November 17, 2019

Père Lachaise Cemetery: A stroll through time

Five of us Cabaret Connexion singers had just seen the Van Gogh Art Immersive Exhibit in Paris and noticed Paris’ famous final resting place, Père Lachaise Cemetery nearby. It was a beautiful fall day so we agreed to wander amid the shady trees and ornate crypts and graves in search of a few artistic ghosts.

I had been to Père Lachaise years ago but this was before cell phones and the internet so I wandered fruitlessly, unable to find most of the famous grave sites. As luck would have it, three Cuban ladies in front of us were being led by a small man who seemed most knowledgeable about the environs. We started to tag along, after asking if we could join them.

It turns out that Paul, the man in question, was a volunteer docent who lived in the neighborhood and knew Pere Lachaise like the back of his hand. Off we trotted to see some of the most famous graves.

The cemetery is large so we had to cover a lot of beautiful terrain in between burial spots. I was able to touch the memorial with Chopin’s remains, although his literal heart remains in Poland. I gazed with bemusement at the gift-strewn Jim Morrison grave, and nodded with appreciation at the memorials to Moliere, Honore de Balzac and other literary luminaries. Some of my personal favorites were artist Modigliani, singer-songwriter Gilbert Bécaud, mime Marcel Marceau and beloved author Colette.

Some tombs and crypts are ancient and falling apart, but others are decidedly new. Our guide pointed out more recent head stones with colored photos embedded, most notably victims of the Bataclan and Charlie Hebdo bombings. A promenade through this restful place is a journey through culture and history.
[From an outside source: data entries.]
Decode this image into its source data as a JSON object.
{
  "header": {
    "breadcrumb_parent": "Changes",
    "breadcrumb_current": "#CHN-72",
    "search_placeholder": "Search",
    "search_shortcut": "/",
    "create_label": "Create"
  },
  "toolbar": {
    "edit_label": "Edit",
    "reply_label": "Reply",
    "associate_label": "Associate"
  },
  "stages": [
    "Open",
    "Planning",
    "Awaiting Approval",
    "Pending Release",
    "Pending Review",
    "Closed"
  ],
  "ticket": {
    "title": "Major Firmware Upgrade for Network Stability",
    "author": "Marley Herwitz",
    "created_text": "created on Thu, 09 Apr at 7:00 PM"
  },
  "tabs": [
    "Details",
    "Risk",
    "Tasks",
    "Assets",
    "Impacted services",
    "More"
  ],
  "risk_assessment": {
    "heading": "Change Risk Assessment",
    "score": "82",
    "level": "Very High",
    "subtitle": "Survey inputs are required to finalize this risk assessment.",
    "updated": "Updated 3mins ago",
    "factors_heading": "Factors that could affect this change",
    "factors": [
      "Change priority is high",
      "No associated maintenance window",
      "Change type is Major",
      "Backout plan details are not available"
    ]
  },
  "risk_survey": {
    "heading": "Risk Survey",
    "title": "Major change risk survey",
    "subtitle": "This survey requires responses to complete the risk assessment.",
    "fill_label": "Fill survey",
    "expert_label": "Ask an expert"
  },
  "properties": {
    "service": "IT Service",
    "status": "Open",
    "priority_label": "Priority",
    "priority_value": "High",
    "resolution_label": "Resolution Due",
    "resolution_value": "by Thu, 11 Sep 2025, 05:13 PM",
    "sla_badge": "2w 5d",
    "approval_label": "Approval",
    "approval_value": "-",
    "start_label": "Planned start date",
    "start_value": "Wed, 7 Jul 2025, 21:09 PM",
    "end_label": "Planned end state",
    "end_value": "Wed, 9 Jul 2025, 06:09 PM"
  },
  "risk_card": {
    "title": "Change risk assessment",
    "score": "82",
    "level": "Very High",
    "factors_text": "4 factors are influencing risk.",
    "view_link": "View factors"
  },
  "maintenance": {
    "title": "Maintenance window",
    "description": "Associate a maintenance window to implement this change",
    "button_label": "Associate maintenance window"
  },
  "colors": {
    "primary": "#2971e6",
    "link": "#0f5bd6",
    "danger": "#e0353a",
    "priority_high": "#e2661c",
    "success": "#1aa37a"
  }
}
The highlight of our walk was the tomb of Edith Piaf where we serenaded her with La Vie En Rose. Passersby were filming our little Cabaret Connexion group so our homage to the Little Sparrow may be floating in the electronic ether somewhere.

As our time ran short, I thought with regret of the many other grave sites I had wanted to visit, Oscar Wilde, Abelard and Heloise, Sarah Bernhardt and countless others. Having a guide made this a much more gratifying afternoon experience so we gratefully tipped him at the end of our afternoon.

Paris Greeters, link below, has people available to lead you through Pére Lachaise although this may not be the organization of our wonderful and knowledgeable guide, Paul. We never even got his last name.

This famous cemetery is like the Louvre Museum; don’t try to catch all of the highlights in a frenzy. Take your time and really experience the few things that you do see. Bonne chance.